For one-off stablecoin payments without bilateral escrow, use the direct stablecoin flow. The platform fee is collected via an EIP-2612 USDC permit **before** the x402 payment executes.

### Fee Structure

- 2% + $0.003 flat, minimum $0.10
- Fee is in atomic USDC (6 decimals).

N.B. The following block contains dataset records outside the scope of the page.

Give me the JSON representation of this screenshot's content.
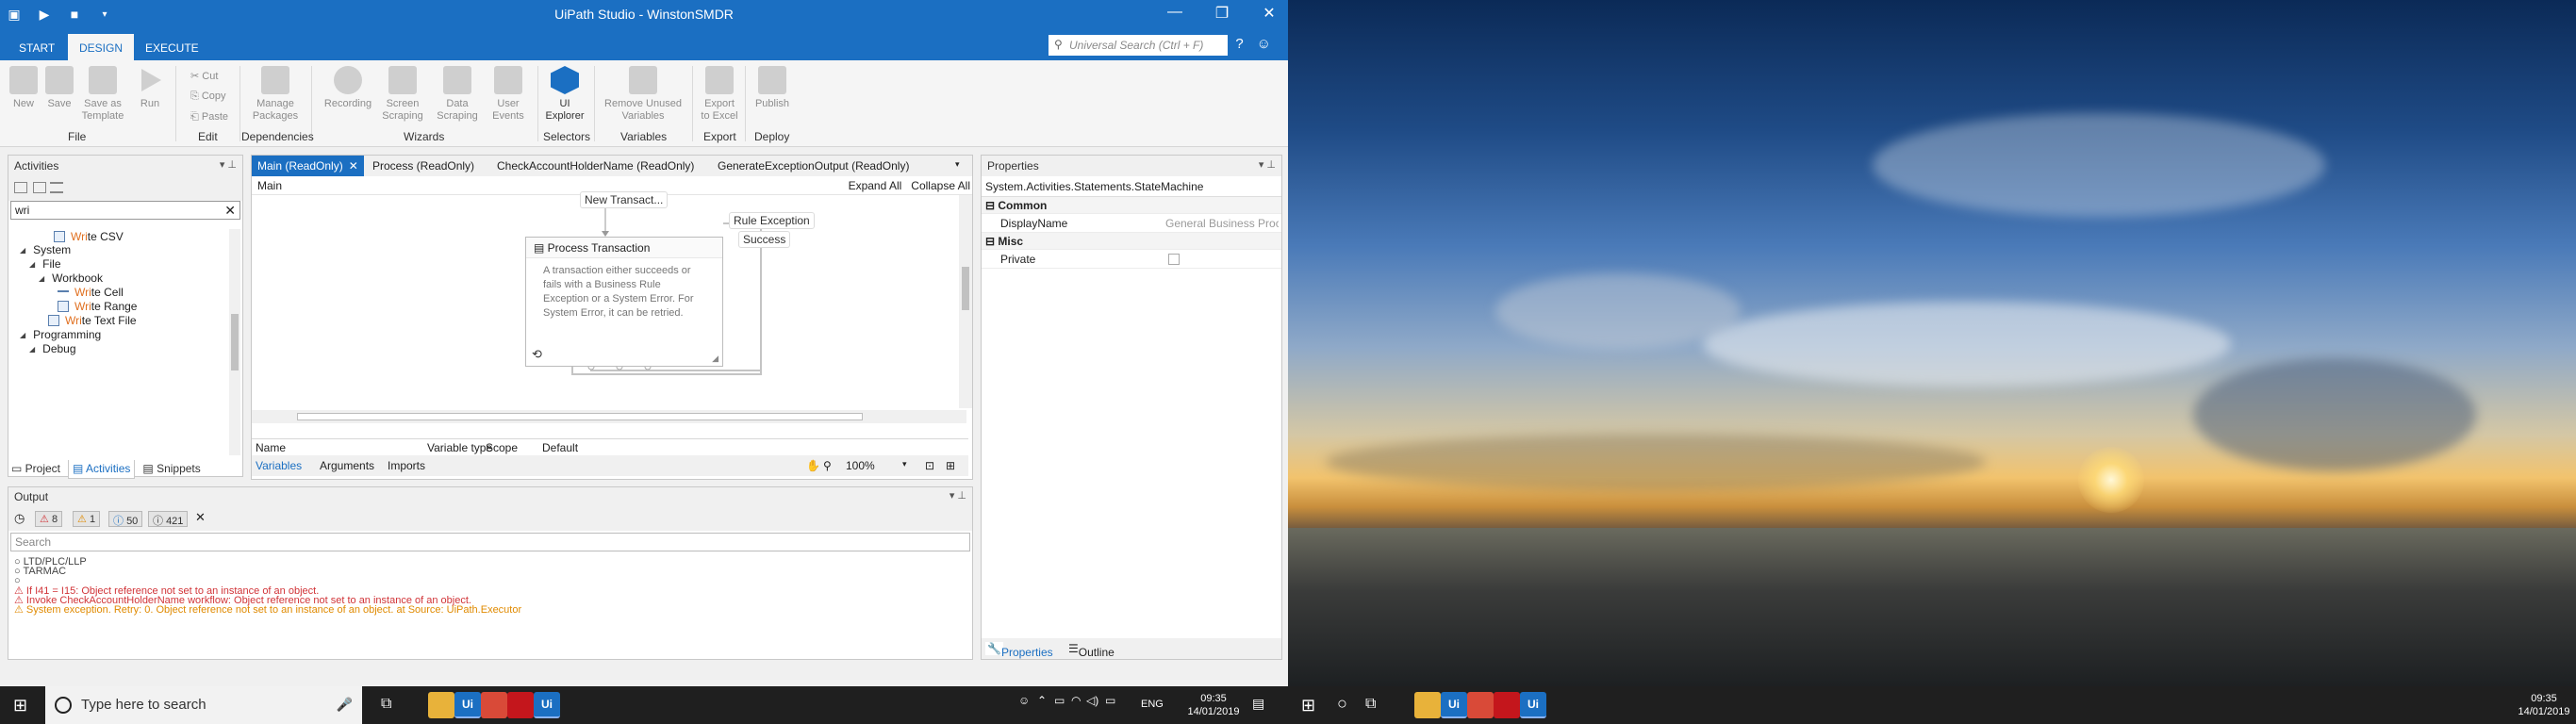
{
  "window": {
    "title": "UiPath Studio - WinstonSMDR",
    "controls": [
      "—",
      "❐",
      "✕"
    ]
  },
  "menu": {
    "tabs": [
      "START",
      "DESIGN",
      "EXECUTE"
    ],
    "search_placeholder": "Universal Search (Ctrl + F)"
  },
  "ribbon": {
    "new": "New",
    "save": "Save",
    "save_as_template_1": "Save as",
    "save_as_template_2": "Template",
    "run": "Run",
    "cut": "Cut",
    "copy": "Copy",
    "paste": "Paste",
    "manage_packages_1": "Manage",
    "manage_packages_2": "Packages",
    "recording": "Recording",
    "screen_scraping_1": "Screen",
    "screen_scraping_2": "Scraping",
    "data_scraping_1": "Data",
    "data_scraping_2": "Scraping",
    "user_events_1": "User",
    "user_events_2": "Events",
    "ui_explorer_1": "UI",
    "ui_explorer_2": "Explorer",
    "remove_unused_1": "Remove Unused",
    "remove_unused_2": "Variables",
    "export_excel_1": "Export",
    "export_excel_2": "to Excel",
    "publish": "Publish",
    "groups": {
      "file": "File",
      "edit": "Edit",
      "dependencies": "Dependencies",
      "wizards": "Wizards",
      "selectors": "Selectors",
      "variables": "Variables",
      "export": "Export",
      "deploy": "Deploy"
    }
  },
  "activities": {
    "title": "Activities",
    "search_value": "wri",
    "tree": {
      "write_csv_hl": "Wri",
      "write_csv_rest": "te CSV",
      "system": "System",
      "file": "File",
      "workbook": "Workbook",
      "write_cell_hl": "Wri",
      "write_cell_rest": "te Cell",
      "write_range_hl": "Wri",
      "write_range_rest": "te Range",
      "write_text_hl": "Wri",
      "write_text_rest": "te Text File",
      "programming": "Programming",
      "debug": "Debug"
    },
    "bottom_tabs": [
      "Project",
      "Activities",
      "Snippets"
    ]
  },
  "designer": {
    "tabs": [
      "Main (ReadOnly)",
      "Process (ReadOnly)",
      "CheckAccountHolderName (ReadOnly)",
      "GenerateExceptionOutput (ReadOnly)"
    ],
    "breadcrumb": "Main",
    "expand_all": "Expand All",
    "collapse_all": "Collapse All",
    "state": {
      "title": "Process Transaction",
      "description": "A transaction either succeeds or fails with a Business Rule Exception or a System Error. For System Error, it can be retried."
    },
    "labels": {
      "new_transact": "New Transact...",
      "rule_exception": "Rule Exception",
      "success": "Success"
    },
    "var_columns": [
      "Name",
      "Variable type",
      "Scope",
      "Default"
    ],
    "bottom_tabs": [
      "Variables",
      "Arguments",
      "Imports"
    ],
    "zoom": "100%"
  },
  "properties": {
    "title": "Properties",
    "type": "System.Activities.Statements.StateMachine",
    "categories": {
      "common": "Common",
      "misc": "Misc"
    },
    "display_name_key": "DisplayName",
    "display_name_value": "General Business Proc",
    "private_key": "Private",
    "bottom_tabs": [
      "Properties",
      "Outline"
    ]
  },
  "output": {
    "title": "Output",
    "filters": {
      "errors": "8",
      "warnings": "1",
      "info": "50",
      "trace": "421"
    },
    "search_placeholder": "Search",
    "lines": [
      {
        "text": "○ LTD/PLC/LLP",
        "color": "#444444"
      },
      {
        "text": "○ TARMAC",
        "color": "#444444"
      },
      {
        "text": "○",
        "color": "#444444"
      },
      {
        "text": "⚠ If I41 = I15: Object reference not set to an instance of an object.",
        "color": "#d13438"
      },
      {
        "text": "⚠ Invoke CheckAccountHolderName workflow: Object reference not set to an instance of an object.",
        "color": "#d13438"
      },
      {
        "text": "⚠ System exception. Retry: 0. Object reference not set to an instance of an object. at Source: UiPath.Executor",
        "color": "#e08a00"
      }
    ]
  },
  "taskbar1": {
    "search_placeholder": "Type here to search",
    "apps": [
      {
        "icon": "file-explorer-icon",
        "color": "#e8b23a",
        "label": ""
      },
      {
        "icon": "uipath-icon",
        "color": "#1b6fc2",
        "label": "Ui"
      },
      {
        "icon": "chrome-icon",
        "color": "#d94a38",
        "label": ""
      },
      {
        "icon": "acrobat-icon",
        "color": "#c4161c",
        "label": ""
      },
      {
        "icon": "uipath-icon",
        "color": "#1b6fc2",
        "label": "Ui"
      }
    ],
    "lang": "ENG",
    "time": "09:35",
    "date": "14/01/2019"
  },
  "taskbar2": {
    "apps": [
      {
        "icon": "file-explorer-icon",
        "color": "#e8b23a",
        "label": ""
      },
      {
        "icon": "uipath-icon",
        "color": "#1b6fc2",
        "label": "Ui"
      },
      {
        "icon": "chrome-icon",
        "color": "#d94a38",
        "label": ""
      },
      {
        "icon": "acrobat-icon",
        "color": "#c4161c",
        "label": ""
      },
      {
        "icon": "uipath-icon",
        "color": "#1b6fc2",
        "label": "Ui"
      }
    ],
    "time": "09:35",
    "date": "14/01/2019"
  },
  "colors": {
    "accent": "#1b6fc2",
    "error": "#d13438",
    "warning": "#e08a00"
  }
}
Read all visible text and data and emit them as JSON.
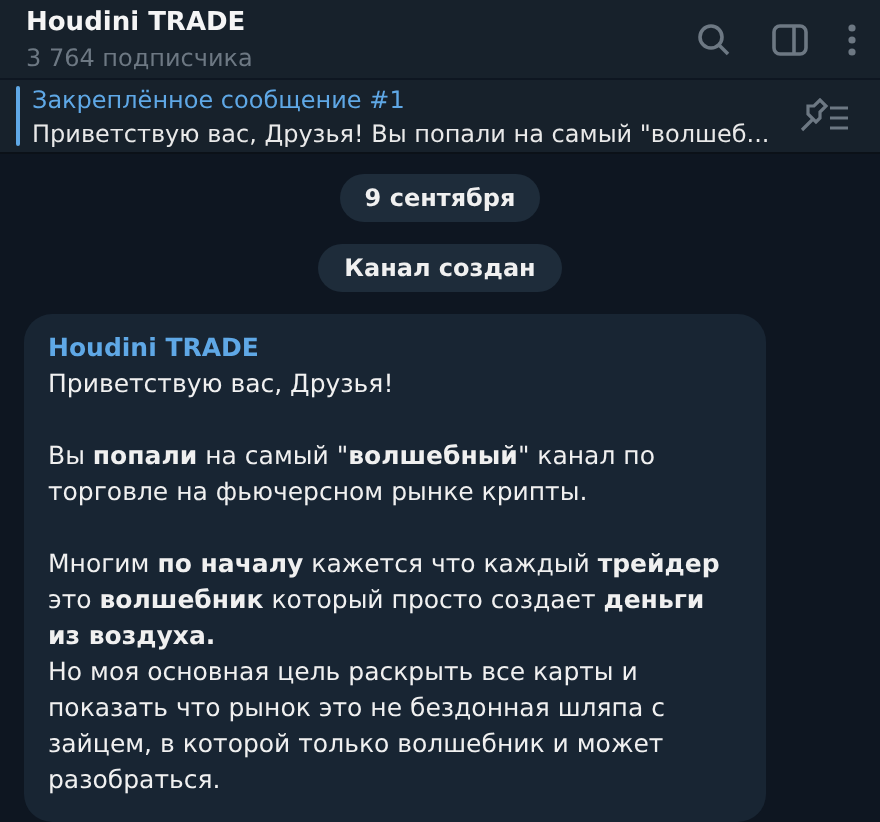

Use `compute_stablecoin_fee_atomic()` / `computeStablecoinFeeAtomic()` to calculate.

### Flow

1. Buyer calls `GET /payment-requirements?amount_cents=...&rail=stablecoin` to get fee details, gas wallet address, and chain ID.
2. Buyer uses `build_direct_stablecoin_agreement()` / `buildDirectStablecoinAgreement()` to sign the x402 payment header and the fee permit in one step.
3. Buyer creates the agreement with `settlement_model: "direct_payment"`, `payment_header`, `buyer_wallet_address`, `buyer_infra_fee_permit_signature`, and `buyer_infra_fee_permit_deadline`.
4. Seller accepts the agreement.
5. On acceptance, the platform collects the fee via the EIP-2612 permit, then executes the x402 payment to the seller.
6. If fee collection fails, the acceptance is rejected and the x402 payment does not execute.

### Python
```python
from paegents import build_direct_stablecoin_agreement, UsageAgreementRequest

# Load your private key from a secure local source (keystore, HSM, or env).
# The key is used for local signing only — it is never sent to the platform.
buyer_private_key = load_private_key()  # your implementation

pkg = build_direct_stablecoin_agreement(
    buyer_private_key=buyer_private_key,
    seller_wallet="0xSellerWallet...",
    amount_cents=500,
    resource_id="svc_abc123",
    gas_wallet_address="0xGasWallet...",
    chain_id=84532,
    usdc_permit_nonce=0,
    permit_deadline=int(time.time()) + 600,
)

agreement = sdk.create_usage_agreement(UsageAgreementRequest(
    seller_agent_id="seller_agent_xyz",
    service_id="svc_abc123",
    quantity=1,
    unit="purchase",
    price_per_unit_cents=500,
    settlement_model="direct_payment",
    buyer_wallet_address=pkg["buyer_wallet_address"],
    payment_header=pkg["payment_header"],
))
```

### TypeScript
```typescript
import { buildDirectStablecoinAgreement } from 'paegents';

// Load your private key from a secure local source (keystore, HSM, or env).
// The key is used for local signing only — it is never sent to the platform.
const buyerPrivateKey = loadPrivateKey(); // your implementation

const pkg = await buildDirectStablecoinAgreement({
  buyerPrivateKey,
  sellerWallet: '0xSellerWallet...',
  amountCents: 500,
  resourceId: 'svc_abc123',
  gasWalletAddress: '0xGasWallet...',
  chainId: 84532,
  usdcPermitNonce: 0n,
  permitDeadline: BigInt(Math.floor(Date.now() / 1000) + 600),
});

const agreement = await sdk.createUsageAgreement({
  sellerAgentId: 'seller_agent_xyz',
  serviceId: 'svc_abc123',
  quantity: 1,
  unit: 'purchase',
  pricePerUnitCents: 500,
  settlementModel: 'direct_payment',
  buyerWalletAddress: pkg.buyerWalletAddress,
  paymentHeader: pkg.paymentHeader,
});
```

### Key Differences from Bilateral Escrow

- No activation step — payment happens when the seller accepts.
- No metered proxy — the buyer receives the service directly.
- Fee is collected via EIP-2612 permit, not via escrow deposit.
- Settlement is instant — the seller receives the full service amount via x402.

## Notes

- Keep private keys in your own environment.
- Prefer SDK helpers over hand-built request payloads.
- Use live agreement state instead of hardcoded timing assumptions.
- Treat settlement choice as a runtime decision, not a compile-time assumption.